冬十月・十二月 異常な天象
- 冬十月、日と月がともに蝕し、その赤みが五日続いた。
- 十二月晦日には雷が鳴り、日色は紫のように見え、五星は逆行して太微にとどまり、月は天廷の中を貫いた。
春正月 農本政策の詔
- 景帝は、農こそ天下の根本であり、黄金や珠玉は飢えを満たさず寒さを防げないと説いた。近年の不作は末業に流れる者が多く農民が少ないからだとして、郡国に農桑を奨励し、衣食に役立つ樹木作物も増やすよう命じた。
- また、官吏が民を使役して雇用のように扱ったり、黄金や珠玉を採集したりする者は贓罪・盗罪として処罰し、それを黙認する二千石も同罪とした。
皇太子の加冠と景帝の崩御
- 甲寅、皇太子が冠礼を行った。
- 甲子、景帝は未央宮で崩じた。年四十八であった。
- 皇太子が即位して皇帝となった。年十六。皇太后は太皇太后となり、皇后は皇太后となった。
- 二月癸酉、孝景皇帝を陽陵に葬った。
三月 田氏の封侯
- 皇太后の同母弟である田蚡を武安侯、田勝を周陽侯に封じた。
史論 文景の治
- 班固は、周・秦の苛法と比べて、漢が建国後に煩苛を除き、文帝・景帝が恭倹と休養を重ねた結果、五、六十年のあいだに風俗は大きく改まり、民は醇厚となったと称えた。

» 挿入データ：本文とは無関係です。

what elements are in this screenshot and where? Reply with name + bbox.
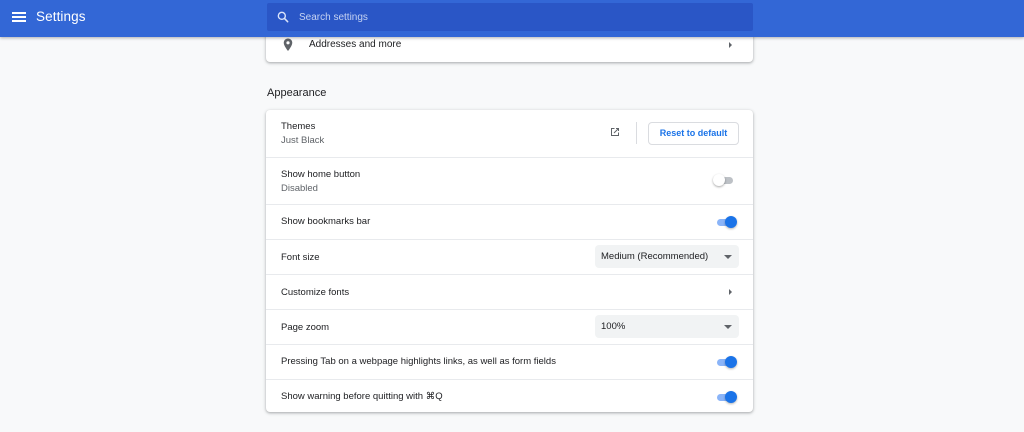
font-size-select[interactable]: Medium (Recommended) <box>595 245 739 268</box>
search-input[interactable] <box>299 8 739 26</box>
page-zoom-value: 100% <box>601 321 626 332</box>
page-title: Settings <box>36 9 86 24</box>
warn-quit-row[interactable]: Show warning before quitting with ⌘Q <box>266 379 753 412</box>
home-button-status: Disabled <box>281 183 318 194</box>
font-size-row: Font size Medium (Recommended) <box>266 239 753 274</box>
page-zoom-row: Page zoom 100% <box>266 309 753 344</box>
warn-quit-label: Show warning before quitting with ⌘Q <box>281 391 443 402</box>
chevron-right-icon <box>729 42 732 48</box>
home-button-row[interactable]: Show home button Disabled <box>266 157 753 204</box>
location-pin-icon <box>283 38 293 51</box>
hamburger-menu-icon[interactable] <box>11 10 27 24</box>
warn-quit-toggle[interactable] <box>715 390 737 404</box>
themes-row: Themes Just Black Reset to default <box>266 110 753 157</box>
reset-theme-button[interactable]: Reset to default <box>648 122 739 145</box>
home-button-toggle[interactable] <box>713 173 735 187</box>
customize-fonts-label: Customize fonts <box>281 287 350 298</box>
bookmarks-bar-toggle[interactable] <box>715 215 737 229</box>
tab-highlights-toggle[interactable] <box>715 355 737 369</box>
home-button-label: Show home button <box>281 169 361 180</box>
dropdown-arrow-icon <box>724 325 732 329</box>
customize-fonts-row[interactable]: Customize fonts <box>266 274 753 309</box>
tab-highlights-row[interactable]: Pressing Tab on a webpage highlights lin… <box>266 344 753 379</box>
appearance-section-title: Appearance <box>267 87 327 99</box>
search-icon <box>277 11 289 23</box>
bookmarks-bar-row[interactable]: Show bookmarks bar <box>266 204 753 239</box>
themes-label: Themes <box>281 121 316 132</box>
dropdown-arrow-icon <box>724 255 732 259</box>
page-zoom-select[interactable]: 100% <box>595 315 739 338</box>
addresses-label: Addresses and more <box>309 39 402 50</box>
themes-value: Just Black <box>281 135 325 146</box>
font-size-label: Font size <box>281 252 320 263</box>
chevron-right-icon <box>729 289 732 295</box>
top-bar: Settings <box>0 0 1024 37</box>
divider <box>636 122 637 144</box>
search-box[interactable] <box>267 3 753 31</box>
page-zoom-label: Page zoom <box>281 322 330 333</box>
appearance-card: Themes Just Black Reset to default Show … <box>266 110 753 412</box>
open-in-new-icon[interactable] <box>609 126 621 138</box>
bookmarks-bar-label: Show bookmarks bar <box>281 216 371 227</box>
tab-highlights-label: Pressing Tab on a webpage highlights lin… <box>281 356 556 367</box>
font-size-value: Medium (Recommended) <box>601 251 709 262</box>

- 秦末以来の疲弊から、当初は天子ですら同色の四頭立て馬車を整えられず、将相が牛車に乗るほどだったが、文景の治によって国家に事なく、倉庫は満ち、京師の銭は数え切れずに朽ち、太倉の穀物は積み重なって腐るほどになった。
- 民間でも馬が路地にあふれ、役人は任地に定着して子孫までその職名を姓号のようにした。人々は自らを大切にし、先に義を行ってのちに辱めを避けるようになった。
- ただし、富が行き渡ると兼并や豪族の専横、宗室や公卿以下の奢侈も生じ、盛衰の理により、のちの武帝期には内は奢侈、外は対外遠征で国力を消耗することになる、と結んでいる。